Sous la toge
Caro est stagiaire dans un grand et prestigieux bureau d’avocats de la ville de Québec. Elle y découvre le métier qu’elle a choisi: travail de fou, lever à l’aube, coucher aux petites heures, patrons qui semblent plus obsédés par la chasse à la novice que par des histoires de droit. Mais il y a les copines, le champagne… et le beau Daniel!
Les deux épigraphes du roman dressent bien la table. D’une part, une citation de Katherine Pancol met en appétit: «La vie est compliquée, mais je me ferai compliquée pour la comprendre.» D’autre part, une définition de «toge» tiré de Wikipédia (!) nous apprend qu’historiquement, «les femmes ne portent pas la toge, sauf si elles ont été convaincues d’adultère ou si ce sont des prostituées.» Deux épigraphes, donc, qui définissent d’emblée un roman d’humour dans la pure tradition chicklit où, ma foi, la vie est compliquée… à la hauteur de ce qu’on se la complique entre quelques bouteilles de Veuve Cliquot et quelques moments de baise.
Donc, Caroline travaille comme une dingue sur un procès qui la met un peu mal à l’aise: son bureau représente la banque poursuivie par un petit entrepreneur ruiné pour une histoire de prêt.

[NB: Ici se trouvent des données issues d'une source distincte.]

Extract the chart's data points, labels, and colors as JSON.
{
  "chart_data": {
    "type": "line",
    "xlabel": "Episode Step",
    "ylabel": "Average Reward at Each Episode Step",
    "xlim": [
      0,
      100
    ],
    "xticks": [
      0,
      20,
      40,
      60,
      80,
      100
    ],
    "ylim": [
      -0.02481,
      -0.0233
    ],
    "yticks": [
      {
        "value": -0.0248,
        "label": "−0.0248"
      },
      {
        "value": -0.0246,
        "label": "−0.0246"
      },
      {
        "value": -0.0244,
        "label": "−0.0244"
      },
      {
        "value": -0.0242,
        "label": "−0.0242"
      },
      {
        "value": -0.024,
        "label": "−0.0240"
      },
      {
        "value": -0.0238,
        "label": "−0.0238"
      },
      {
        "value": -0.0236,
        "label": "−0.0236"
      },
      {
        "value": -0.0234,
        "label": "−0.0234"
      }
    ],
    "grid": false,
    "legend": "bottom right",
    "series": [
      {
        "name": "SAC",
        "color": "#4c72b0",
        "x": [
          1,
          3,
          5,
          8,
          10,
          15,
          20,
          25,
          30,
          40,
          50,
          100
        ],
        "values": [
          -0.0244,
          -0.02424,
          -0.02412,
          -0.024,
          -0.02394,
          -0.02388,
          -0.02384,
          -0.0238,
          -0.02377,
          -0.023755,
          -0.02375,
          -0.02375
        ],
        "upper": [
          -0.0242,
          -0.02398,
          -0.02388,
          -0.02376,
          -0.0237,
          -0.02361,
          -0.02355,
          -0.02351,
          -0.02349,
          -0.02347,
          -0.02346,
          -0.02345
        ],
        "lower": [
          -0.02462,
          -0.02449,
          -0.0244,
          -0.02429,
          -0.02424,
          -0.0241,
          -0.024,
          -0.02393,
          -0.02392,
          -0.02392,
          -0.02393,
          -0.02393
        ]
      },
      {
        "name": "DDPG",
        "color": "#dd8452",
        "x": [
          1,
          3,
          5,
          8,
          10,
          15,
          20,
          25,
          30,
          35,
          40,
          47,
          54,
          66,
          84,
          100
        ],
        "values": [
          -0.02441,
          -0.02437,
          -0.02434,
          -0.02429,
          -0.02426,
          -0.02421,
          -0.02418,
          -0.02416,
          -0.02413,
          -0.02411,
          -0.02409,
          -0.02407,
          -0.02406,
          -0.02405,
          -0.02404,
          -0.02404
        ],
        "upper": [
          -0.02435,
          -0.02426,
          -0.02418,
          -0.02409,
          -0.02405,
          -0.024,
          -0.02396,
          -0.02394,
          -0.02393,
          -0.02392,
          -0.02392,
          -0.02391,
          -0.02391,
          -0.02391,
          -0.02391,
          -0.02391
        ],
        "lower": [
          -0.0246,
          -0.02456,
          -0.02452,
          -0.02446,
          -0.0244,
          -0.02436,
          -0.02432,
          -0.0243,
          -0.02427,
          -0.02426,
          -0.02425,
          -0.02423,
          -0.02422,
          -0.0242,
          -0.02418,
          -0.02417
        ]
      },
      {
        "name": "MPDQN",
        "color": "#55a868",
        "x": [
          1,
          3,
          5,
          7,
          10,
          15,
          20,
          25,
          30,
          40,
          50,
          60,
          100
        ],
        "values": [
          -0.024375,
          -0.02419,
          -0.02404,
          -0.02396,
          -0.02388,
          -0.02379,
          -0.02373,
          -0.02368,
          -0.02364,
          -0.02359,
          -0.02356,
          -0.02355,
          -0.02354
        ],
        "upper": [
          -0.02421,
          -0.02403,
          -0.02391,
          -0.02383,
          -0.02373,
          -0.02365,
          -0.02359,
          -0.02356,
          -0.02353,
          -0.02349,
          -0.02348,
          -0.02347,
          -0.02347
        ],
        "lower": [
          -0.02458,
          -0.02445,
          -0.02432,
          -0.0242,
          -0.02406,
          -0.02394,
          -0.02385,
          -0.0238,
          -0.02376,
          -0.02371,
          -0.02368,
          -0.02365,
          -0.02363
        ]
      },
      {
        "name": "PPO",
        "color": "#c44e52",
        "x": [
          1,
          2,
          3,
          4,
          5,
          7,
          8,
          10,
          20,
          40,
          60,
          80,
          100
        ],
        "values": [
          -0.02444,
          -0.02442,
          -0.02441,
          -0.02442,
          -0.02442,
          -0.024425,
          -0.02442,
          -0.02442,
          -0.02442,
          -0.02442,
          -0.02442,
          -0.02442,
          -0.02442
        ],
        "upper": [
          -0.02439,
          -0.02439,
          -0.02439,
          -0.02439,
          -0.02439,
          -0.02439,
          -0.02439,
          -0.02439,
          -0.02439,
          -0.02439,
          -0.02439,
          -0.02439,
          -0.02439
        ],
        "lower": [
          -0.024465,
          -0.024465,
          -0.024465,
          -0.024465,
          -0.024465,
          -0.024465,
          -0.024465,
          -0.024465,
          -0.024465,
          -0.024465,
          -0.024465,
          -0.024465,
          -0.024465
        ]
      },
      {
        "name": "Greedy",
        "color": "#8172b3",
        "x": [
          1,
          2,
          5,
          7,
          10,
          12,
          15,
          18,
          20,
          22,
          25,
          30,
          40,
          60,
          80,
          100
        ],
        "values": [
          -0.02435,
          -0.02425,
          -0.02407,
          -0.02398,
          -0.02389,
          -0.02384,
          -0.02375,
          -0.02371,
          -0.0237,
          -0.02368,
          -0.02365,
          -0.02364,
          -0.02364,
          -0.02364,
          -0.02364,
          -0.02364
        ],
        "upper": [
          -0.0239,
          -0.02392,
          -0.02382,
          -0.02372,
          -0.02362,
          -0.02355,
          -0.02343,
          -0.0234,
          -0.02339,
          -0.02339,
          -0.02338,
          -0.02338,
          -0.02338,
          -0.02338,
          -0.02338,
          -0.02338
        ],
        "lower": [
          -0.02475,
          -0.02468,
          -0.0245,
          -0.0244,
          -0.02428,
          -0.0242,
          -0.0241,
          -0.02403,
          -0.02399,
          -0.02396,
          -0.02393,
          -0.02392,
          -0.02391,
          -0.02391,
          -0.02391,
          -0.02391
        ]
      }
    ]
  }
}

Caroline est convaincue que l’entrepreneur a raison… et convaincue aussi que sa défense est parfaite et que la banque gagnera. Faut ajouter à cela du harcèlement sexuel direct par un des associés du bureau et une responsable des stagiaires aussi sympathique qu’un pitbull mal traité, ça fait peu de motivation pour beaucoup d’heures de travail. Mais c’est le métier, du moins c’est ce que tout le monde dit.
Heureusement il y a les copines et il y a l’amour de Daniel. Mais Daniel… c’est pas toujours simple. Être en couple avec quelqu’un qui est bisexuel avoué, Caroline a du mal à comprendre pourquoi, mais elle ne s’y fait pas. Comme si quelque chose sonnait toujours faux.
Voilà la trame de départ de ce premier roman de Nathaly Dufour. Je dirai d’emblée que si j’ai choisi de lire de la chicklit, ce n’est pas pour revenir sur les questions de fond que soulèvent l’existence et la popularité d’une telle littérature. Par contre, j’ai encore deux irritants à mettre au clair. Numéro 1: pourquoi ce besoin de rentrer dans le descriptif du détail quotidien ? Exemple: cette scène où Caroline va bruncher avec son amie Eugénie et où le dialogue nous mène jusqu’au choix de l’omelette asperge. Je ne comprends pas l’intérêt de ça! Numéro 2 – plus important: pourquoi utiliser des expressions courantes entre guillemets ou en italique? Qu’on veuille faire de la littérature avec des expressions québécoises, j’en suis… mais pourquoi «s’en excuser». Au lieu d’écrire: «Moi, je suis plutôt du genre ‘montée sur un frame de chat’», j’aurais écrit: «Moi, je suis montée sur un frame de chat.» Faudrait se brancher et cesser de s’excuser d’utiliser un niveau de langage, ma foi fort à propos.
Une fois cela dit, avouons qu’il est plutôt original de situer l’action d’une histoire chicklit dans le milieu du droit. Ça donne un aspect unique à la trame de ce récit et des histoires de bureaux par moment savoureuses. Le tout est rafraîchissant. Le livre se défend bien … jusqu’au deux tiers. Et, en fait, c’est franchement dommage parce que quand Caroline quitte Québec pour se rendre une semaine à La Malbaie pour le procès qu’elle prépare, tout se met en place pour un dénouement exaltant. Et pourtant, ce dernier est tellement expédié (le dénouement amoureux ainsi que le dénouement du procès) que j’en suis sortie un peu frustrée. J’aurais souhaité qu’on s’attarde davantage sur la situation délicate qui surprend Caroline à ce moment et qui sera, sans qu’elle le sache d’avance, charnière dans sa vie.
En résumé: rafraîchissant et rigolo, mais un peu déçue de la fin!